Velvet “had a unique gift with words, melodies and moods as a songwriter. So many great titles … little titles … big songs — New Haven’s John Hiatt,” Steffens said. “If the guy lived in Nashville his name would be a household word. But James was that unique, pure songwriter. He wrote for the fun, the release, the freedom to say what he wanted how he wanted to say it.

“Name a street after this guy,” he said.

“James and I have done 1,404 Local Bands shows over 28 years on PLR. This Sunday’s show will be our last together (although we banked a few more to cover his recovery),” said Allison. “We never missed a Sunday even during his first heart surgery years ago. We had every hope it would be the same this time.
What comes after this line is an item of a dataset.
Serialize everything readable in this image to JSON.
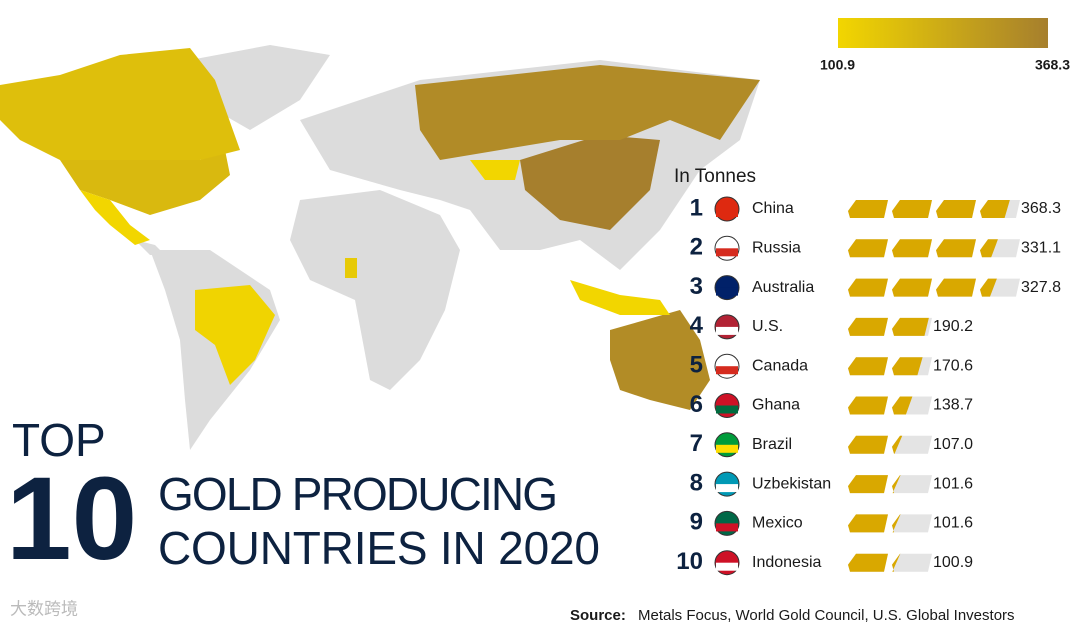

“It was my pleasure to sit with James for a couple hours a week, listening to the music that had come in and putting our little half hour together for PLR,” Allison said. “There was no need to script the thing. … Once the music was selected we just made the rest up. We liked to think of ourselves as the click and clack of local music.

“I’ll miss the easy creation of such a long-running staple,” he said.
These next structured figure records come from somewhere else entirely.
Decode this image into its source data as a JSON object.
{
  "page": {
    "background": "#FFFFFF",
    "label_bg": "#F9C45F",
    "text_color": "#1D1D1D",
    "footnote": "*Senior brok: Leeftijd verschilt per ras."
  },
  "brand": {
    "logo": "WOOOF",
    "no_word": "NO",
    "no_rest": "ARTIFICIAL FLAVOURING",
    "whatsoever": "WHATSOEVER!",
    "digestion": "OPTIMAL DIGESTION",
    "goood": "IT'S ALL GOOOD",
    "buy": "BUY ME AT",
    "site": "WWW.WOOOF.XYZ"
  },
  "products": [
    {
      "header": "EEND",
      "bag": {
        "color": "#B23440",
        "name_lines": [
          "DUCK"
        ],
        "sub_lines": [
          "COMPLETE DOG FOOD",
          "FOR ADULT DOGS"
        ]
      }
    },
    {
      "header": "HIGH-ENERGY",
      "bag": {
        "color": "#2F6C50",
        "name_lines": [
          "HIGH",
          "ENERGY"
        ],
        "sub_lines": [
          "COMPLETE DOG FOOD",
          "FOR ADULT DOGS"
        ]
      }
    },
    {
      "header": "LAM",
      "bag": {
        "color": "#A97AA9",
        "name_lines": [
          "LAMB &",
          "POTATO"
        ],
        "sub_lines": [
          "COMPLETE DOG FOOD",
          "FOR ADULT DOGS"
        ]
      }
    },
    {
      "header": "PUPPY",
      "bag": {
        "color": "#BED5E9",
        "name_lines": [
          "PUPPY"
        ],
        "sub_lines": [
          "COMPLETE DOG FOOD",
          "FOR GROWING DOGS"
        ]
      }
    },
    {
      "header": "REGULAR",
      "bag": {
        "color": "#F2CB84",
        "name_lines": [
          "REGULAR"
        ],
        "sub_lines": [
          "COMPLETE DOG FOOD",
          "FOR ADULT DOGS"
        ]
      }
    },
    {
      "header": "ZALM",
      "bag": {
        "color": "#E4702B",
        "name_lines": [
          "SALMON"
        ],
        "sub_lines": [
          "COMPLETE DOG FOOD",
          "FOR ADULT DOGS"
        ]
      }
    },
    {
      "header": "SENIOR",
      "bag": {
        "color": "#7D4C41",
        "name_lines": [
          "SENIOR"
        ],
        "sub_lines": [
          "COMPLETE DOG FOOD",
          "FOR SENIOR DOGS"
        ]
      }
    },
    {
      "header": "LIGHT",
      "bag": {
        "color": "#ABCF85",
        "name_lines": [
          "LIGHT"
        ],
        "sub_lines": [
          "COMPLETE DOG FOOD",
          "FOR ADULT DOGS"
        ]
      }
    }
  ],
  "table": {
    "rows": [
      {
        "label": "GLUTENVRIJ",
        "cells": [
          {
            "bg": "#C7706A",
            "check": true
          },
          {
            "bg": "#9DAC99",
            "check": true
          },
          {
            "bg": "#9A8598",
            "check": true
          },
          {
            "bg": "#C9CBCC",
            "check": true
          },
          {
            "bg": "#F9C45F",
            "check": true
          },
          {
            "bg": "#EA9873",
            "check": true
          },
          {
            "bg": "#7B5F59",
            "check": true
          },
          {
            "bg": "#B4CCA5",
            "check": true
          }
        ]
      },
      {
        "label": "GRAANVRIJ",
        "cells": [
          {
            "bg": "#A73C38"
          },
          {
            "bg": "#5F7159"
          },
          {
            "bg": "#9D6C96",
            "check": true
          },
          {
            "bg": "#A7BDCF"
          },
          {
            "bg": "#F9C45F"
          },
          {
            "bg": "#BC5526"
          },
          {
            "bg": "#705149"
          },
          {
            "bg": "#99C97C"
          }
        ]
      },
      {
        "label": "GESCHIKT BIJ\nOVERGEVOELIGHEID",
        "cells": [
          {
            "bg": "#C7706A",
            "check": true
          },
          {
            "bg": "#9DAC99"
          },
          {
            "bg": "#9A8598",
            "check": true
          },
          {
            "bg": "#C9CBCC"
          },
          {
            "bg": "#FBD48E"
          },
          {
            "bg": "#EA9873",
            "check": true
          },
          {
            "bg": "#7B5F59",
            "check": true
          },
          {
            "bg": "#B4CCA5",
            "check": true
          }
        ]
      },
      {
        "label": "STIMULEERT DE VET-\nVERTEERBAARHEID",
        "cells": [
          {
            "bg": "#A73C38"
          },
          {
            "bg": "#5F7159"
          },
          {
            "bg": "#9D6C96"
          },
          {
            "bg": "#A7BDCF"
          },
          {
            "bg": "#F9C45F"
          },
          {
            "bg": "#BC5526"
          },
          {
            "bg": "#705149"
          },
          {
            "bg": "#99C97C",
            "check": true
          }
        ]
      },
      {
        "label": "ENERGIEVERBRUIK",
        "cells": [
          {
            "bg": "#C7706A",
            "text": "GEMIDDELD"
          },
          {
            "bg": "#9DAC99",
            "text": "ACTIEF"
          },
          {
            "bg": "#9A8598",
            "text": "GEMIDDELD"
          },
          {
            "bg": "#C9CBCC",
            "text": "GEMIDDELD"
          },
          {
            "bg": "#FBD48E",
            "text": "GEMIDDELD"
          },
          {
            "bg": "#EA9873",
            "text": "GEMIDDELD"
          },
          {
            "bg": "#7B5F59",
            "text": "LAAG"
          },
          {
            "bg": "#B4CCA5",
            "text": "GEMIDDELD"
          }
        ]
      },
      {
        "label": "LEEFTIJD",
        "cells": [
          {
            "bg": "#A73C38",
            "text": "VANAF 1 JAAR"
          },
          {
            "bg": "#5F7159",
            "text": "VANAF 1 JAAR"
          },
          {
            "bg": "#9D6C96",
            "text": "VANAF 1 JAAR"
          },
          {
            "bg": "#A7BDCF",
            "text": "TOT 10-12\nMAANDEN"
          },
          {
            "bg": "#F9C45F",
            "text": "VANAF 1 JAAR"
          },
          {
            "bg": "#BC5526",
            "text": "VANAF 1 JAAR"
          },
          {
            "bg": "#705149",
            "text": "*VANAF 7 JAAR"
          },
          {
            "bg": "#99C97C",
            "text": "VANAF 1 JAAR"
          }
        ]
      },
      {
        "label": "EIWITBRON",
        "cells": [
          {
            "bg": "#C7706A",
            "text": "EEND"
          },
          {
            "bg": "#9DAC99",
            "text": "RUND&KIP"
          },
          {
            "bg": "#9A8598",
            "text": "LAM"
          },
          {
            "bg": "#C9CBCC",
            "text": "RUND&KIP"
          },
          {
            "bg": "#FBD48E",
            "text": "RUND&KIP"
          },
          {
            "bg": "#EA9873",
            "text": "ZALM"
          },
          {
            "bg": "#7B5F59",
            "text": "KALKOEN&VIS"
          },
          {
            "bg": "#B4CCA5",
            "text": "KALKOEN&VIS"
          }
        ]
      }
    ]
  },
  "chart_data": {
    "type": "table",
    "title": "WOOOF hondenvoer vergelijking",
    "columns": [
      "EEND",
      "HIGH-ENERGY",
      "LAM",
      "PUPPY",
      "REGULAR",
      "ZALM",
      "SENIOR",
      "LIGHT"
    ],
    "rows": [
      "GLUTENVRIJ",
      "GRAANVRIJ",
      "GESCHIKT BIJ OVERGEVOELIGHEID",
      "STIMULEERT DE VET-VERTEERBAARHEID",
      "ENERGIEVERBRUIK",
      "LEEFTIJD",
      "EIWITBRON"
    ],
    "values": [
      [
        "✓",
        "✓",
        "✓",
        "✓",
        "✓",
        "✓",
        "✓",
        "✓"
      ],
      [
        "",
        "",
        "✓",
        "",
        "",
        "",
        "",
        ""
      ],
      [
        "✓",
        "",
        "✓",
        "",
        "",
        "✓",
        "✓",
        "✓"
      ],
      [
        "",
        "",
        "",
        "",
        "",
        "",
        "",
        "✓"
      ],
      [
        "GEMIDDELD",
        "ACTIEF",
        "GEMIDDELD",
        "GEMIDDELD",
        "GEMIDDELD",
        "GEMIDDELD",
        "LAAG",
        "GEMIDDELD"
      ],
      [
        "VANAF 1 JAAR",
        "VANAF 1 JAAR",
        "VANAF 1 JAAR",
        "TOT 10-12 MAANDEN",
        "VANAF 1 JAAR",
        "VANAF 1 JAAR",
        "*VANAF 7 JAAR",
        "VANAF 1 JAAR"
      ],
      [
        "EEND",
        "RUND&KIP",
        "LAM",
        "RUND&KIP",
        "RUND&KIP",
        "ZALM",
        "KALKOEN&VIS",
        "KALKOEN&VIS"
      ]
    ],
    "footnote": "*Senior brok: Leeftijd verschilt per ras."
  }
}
But “in spite of the obvious outpouring of condolence and memories from the wider world, James was a very private cat” who “would be horrified that his life is so talked about on social media,” Allison said. “He used email and had a website but that was it.”

Velvet “lived a public life which touched the local scene in a big way, but his first, greatest love was his beloved Nancy Lee,” he said. Allison called their relationship “as much of a match made in heaven as I’ve ever encountered. James and Nancy were the perfect pair.”

He said “there will be a celebration of James’ life in the coming weeks, but most of us … especially Nancy Lee, will need a few days to let the first wave of loss wash over us.”